West Palm Beach Library Competition - 2001 |
This is a proposal for a new library on a site that has historically been the heart of this midsize city. The site has figured in city master plans of the last one hundred years, including an early plan by John Nolan. The site is the terminus of the principal east-west street of the city, and is located on a prominence on Lake Worth, looking east to the barrier island town of Palm Beach. Clematis Street, leading to the site from the west, is now a small scale street of restaurants among larger blocks of five to nine story buildings toward the water. A triangular fountain at the west end of the site, just a few years old, has quickly become a gathering point. The eastern part of the site has been the main staging area of a yearly music festival that attracts tens of thousands of people. The criteria for the project included several urban design considerations. The city wanted to connect Clematis Street and the existing Centennial Fountain plaza with the waterfront, while simultaneously commissioning a workable library facility three times the size of the existing library on the site. They wanted to continue to accommodate the annual music festival, and to maintain the fountain. And they wanted to create a civic symbol for their city. The library program provided for a cafe, and community outreach spaces for after hour meetings, research, and engage the activity of the fountain plaza.
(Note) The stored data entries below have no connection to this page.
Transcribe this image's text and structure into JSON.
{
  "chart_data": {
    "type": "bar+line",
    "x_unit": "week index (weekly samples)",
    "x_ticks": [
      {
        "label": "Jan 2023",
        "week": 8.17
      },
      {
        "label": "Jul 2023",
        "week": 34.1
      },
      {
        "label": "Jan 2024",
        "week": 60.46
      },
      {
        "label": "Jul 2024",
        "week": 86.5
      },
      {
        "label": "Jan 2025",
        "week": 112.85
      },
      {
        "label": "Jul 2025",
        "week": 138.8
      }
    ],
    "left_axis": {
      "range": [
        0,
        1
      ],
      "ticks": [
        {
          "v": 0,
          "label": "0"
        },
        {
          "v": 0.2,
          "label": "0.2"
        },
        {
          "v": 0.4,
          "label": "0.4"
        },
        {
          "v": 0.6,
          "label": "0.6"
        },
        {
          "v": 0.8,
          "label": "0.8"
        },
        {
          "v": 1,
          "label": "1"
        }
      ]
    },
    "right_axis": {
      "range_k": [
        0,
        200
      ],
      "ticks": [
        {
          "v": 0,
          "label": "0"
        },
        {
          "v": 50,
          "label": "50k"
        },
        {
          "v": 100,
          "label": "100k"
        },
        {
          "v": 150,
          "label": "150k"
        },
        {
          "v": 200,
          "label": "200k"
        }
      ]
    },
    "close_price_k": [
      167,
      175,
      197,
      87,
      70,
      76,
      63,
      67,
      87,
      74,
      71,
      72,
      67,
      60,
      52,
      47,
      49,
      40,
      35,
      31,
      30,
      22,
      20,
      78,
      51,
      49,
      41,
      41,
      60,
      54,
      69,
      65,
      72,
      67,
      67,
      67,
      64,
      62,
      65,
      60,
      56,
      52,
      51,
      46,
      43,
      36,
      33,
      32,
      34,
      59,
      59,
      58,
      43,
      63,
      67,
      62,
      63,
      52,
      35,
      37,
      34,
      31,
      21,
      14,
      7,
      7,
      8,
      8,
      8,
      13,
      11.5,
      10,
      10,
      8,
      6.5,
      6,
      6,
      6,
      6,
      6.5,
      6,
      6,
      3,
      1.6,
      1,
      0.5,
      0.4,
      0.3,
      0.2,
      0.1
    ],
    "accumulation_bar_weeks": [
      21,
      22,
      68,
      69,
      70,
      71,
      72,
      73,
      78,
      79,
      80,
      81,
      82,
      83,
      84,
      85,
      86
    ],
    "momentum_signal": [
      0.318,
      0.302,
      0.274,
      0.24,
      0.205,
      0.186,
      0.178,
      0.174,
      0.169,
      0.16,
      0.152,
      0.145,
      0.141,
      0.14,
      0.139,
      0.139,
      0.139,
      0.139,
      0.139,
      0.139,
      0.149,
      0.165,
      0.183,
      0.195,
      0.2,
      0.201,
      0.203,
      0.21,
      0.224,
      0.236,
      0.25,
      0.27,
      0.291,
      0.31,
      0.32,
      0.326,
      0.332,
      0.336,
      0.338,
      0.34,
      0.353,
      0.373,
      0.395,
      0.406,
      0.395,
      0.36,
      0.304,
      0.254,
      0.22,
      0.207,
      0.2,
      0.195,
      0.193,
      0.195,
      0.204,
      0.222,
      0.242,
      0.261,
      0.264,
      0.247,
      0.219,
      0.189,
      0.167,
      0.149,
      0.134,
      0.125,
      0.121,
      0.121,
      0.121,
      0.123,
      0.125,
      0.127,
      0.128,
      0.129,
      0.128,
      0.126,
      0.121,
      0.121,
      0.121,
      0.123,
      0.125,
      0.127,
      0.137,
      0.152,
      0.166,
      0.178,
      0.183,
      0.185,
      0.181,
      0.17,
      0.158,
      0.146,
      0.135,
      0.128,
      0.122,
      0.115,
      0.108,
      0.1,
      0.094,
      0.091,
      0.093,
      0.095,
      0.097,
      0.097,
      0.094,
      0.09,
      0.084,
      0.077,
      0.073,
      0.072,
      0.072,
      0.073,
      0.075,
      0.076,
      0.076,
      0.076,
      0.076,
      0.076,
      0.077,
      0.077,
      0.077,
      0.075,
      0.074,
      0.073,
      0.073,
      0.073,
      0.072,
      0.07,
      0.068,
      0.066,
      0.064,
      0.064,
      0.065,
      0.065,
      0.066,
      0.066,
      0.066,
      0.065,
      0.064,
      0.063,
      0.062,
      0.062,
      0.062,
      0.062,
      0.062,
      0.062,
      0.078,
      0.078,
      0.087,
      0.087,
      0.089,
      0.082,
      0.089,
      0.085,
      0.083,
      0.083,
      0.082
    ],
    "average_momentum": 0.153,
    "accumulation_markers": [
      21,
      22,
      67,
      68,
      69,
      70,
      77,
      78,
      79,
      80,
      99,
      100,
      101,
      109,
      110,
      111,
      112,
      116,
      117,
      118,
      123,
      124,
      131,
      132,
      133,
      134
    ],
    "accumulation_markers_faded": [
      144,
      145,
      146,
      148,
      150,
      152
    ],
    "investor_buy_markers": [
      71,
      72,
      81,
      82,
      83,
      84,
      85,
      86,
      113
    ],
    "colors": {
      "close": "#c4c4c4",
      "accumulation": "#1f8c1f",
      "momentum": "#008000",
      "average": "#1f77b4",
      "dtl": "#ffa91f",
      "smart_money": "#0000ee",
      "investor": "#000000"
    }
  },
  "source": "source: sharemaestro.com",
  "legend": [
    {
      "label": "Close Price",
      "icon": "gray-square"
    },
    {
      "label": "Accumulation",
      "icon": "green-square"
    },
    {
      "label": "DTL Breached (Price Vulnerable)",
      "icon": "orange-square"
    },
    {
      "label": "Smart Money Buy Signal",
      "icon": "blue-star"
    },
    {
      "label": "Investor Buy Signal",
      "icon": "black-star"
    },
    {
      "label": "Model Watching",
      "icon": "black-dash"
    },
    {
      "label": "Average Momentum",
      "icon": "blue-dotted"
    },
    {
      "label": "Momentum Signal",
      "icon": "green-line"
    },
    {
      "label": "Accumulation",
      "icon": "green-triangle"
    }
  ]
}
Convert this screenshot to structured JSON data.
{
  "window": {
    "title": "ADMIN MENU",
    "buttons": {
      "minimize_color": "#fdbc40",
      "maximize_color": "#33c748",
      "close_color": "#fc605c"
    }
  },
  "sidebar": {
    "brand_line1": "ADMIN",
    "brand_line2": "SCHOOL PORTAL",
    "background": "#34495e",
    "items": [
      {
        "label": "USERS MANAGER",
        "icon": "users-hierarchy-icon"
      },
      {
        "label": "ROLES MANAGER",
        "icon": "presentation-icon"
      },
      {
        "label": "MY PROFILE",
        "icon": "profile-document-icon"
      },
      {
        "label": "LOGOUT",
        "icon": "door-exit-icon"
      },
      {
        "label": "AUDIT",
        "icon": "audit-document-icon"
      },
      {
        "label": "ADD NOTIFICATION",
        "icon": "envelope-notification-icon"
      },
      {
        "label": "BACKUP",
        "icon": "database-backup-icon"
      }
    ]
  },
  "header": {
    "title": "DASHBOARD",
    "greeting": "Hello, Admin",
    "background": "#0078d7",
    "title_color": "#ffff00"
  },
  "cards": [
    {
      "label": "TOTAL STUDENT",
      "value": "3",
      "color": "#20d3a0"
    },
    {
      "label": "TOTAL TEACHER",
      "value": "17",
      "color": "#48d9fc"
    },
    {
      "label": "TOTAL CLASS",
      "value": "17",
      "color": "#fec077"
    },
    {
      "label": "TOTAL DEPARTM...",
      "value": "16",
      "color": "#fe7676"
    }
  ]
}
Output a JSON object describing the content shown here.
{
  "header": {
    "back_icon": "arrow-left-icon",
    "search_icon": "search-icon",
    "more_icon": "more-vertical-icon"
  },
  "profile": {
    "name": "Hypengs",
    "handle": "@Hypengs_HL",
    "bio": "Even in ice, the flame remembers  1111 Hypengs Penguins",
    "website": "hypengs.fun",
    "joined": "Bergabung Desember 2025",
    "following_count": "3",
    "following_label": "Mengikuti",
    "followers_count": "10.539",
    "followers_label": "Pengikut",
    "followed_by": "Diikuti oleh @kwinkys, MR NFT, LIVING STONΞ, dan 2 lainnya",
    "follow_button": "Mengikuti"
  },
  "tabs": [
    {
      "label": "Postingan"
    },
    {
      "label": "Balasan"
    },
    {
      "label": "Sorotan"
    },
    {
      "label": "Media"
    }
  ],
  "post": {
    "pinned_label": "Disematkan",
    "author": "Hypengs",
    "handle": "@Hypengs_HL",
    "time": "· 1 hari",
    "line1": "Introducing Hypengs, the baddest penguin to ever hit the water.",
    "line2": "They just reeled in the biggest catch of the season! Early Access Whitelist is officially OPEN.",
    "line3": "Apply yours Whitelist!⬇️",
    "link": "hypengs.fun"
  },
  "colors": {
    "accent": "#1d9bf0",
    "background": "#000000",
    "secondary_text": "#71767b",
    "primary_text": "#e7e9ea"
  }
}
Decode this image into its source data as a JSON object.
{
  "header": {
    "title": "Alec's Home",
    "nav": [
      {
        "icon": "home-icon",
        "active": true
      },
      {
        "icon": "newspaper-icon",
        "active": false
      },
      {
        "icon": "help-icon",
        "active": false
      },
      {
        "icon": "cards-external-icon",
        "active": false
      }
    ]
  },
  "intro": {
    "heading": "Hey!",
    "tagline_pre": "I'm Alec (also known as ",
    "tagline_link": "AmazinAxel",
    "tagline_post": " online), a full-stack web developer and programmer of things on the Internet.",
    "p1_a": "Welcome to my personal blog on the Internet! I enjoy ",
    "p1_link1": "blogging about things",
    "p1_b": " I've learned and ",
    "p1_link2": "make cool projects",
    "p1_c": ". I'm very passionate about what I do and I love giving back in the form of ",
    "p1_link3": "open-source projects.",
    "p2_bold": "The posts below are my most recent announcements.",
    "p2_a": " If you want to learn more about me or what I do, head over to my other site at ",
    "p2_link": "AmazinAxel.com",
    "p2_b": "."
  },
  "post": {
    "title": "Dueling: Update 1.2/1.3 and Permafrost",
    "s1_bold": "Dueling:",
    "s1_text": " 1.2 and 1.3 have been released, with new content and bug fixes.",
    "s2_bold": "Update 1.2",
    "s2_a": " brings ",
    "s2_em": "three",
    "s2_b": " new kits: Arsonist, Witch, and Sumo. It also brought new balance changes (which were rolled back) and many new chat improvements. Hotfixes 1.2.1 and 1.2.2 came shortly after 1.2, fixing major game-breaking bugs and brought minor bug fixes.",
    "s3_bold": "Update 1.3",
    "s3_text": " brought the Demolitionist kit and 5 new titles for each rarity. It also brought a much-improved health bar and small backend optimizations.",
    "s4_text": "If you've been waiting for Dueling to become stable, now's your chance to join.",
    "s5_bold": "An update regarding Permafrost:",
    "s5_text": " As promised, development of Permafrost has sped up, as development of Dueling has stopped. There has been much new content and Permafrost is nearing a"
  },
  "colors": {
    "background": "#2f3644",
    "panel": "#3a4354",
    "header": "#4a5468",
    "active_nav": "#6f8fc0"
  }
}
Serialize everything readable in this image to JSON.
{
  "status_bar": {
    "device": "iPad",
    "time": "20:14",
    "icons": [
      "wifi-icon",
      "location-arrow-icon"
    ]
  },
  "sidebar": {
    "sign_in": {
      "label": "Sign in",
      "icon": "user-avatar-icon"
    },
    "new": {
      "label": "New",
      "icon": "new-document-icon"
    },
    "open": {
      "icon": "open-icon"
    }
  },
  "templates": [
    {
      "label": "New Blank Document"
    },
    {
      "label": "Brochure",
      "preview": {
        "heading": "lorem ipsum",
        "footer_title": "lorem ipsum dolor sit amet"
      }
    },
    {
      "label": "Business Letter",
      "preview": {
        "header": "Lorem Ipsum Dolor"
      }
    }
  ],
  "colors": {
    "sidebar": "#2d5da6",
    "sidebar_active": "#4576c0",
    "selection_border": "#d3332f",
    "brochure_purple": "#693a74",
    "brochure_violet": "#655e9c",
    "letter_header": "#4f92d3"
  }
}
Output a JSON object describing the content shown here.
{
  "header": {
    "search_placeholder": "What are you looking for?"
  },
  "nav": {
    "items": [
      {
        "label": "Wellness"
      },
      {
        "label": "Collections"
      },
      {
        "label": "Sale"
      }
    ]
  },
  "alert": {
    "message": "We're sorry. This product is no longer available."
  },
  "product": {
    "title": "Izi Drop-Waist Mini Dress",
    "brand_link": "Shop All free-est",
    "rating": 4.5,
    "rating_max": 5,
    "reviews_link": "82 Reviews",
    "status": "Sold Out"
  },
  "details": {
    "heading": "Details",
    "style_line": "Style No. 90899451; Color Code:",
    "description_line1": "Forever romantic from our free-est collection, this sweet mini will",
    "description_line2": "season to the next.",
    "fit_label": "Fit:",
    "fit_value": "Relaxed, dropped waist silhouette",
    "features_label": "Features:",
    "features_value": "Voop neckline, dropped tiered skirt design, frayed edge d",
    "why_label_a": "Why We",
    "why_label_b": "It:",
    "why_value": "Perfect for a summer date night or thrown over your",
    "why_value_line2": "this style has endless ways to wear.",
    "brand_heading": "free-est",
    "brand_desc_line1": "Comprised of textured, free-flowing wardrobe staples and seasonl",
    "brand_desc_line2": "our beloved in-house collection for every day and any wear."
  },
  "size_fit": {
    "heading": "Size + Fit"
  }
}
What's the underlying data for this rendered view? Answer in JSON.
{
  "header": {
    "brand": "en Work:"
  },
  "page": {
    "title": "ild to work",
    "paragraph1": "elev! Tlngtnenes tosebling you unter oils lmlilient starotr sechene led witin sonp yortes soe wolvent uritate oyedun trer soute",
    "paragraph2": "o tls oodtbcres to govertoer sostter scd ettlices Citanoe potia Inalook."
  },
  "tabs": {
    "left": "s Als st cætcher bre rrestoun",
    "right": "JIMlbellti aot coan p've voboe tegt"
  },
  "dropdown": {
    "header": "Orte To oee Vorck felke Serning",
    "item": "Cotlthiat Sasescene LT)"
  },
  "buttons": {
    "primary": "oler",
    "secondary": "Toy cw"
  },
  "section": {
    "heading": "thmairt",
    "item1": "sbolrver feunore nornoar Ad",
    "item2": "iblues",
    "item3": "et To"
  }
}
The design committee minimized the need for surface parking, as so many existing parking structures were within a few blocks of the site. Our inclination was to organize several buildings around a new courtyard, and to create a new terrace on the east (river) side, both spaces located on an extension of the Clematis street axis. By this means, we proposed to draw people from the crowded street and fountain plaza, though a series of intimately scaled, but varied spaces, to the seriously under used river esplanade. The two larger buildings were connected on the second level. The outreach meeting spaces, and the cafe were placed in a free standing building. The plaza level cafe sits on both the fountain plaza and the new library courtyard. |
The buildings are composed and sited to serve the creation of the new spaces. They are a picturesque group of structures meant to be attractive from all sides, and intended to make pedestrian movement through the site fun and stimulating. The courtyard and the river terraces extend the axis of the existing street, teasing crowds by degree from the popular fountain plaza to the water front, and thereby fulfilling the project's primary urban responsibility. The design derives from specific regional traditions, building practices, climate and culture, without aspiring to parochialism. The project would be among larger and bulkier commercial buildings at the waterfront. The basic composition of the pieces, the monumental language of the buttressed walls of the buildings, the typology of the constituent elements, and the iconography were all developed to convey the highest public aspirations for an important civic building on a prominent site.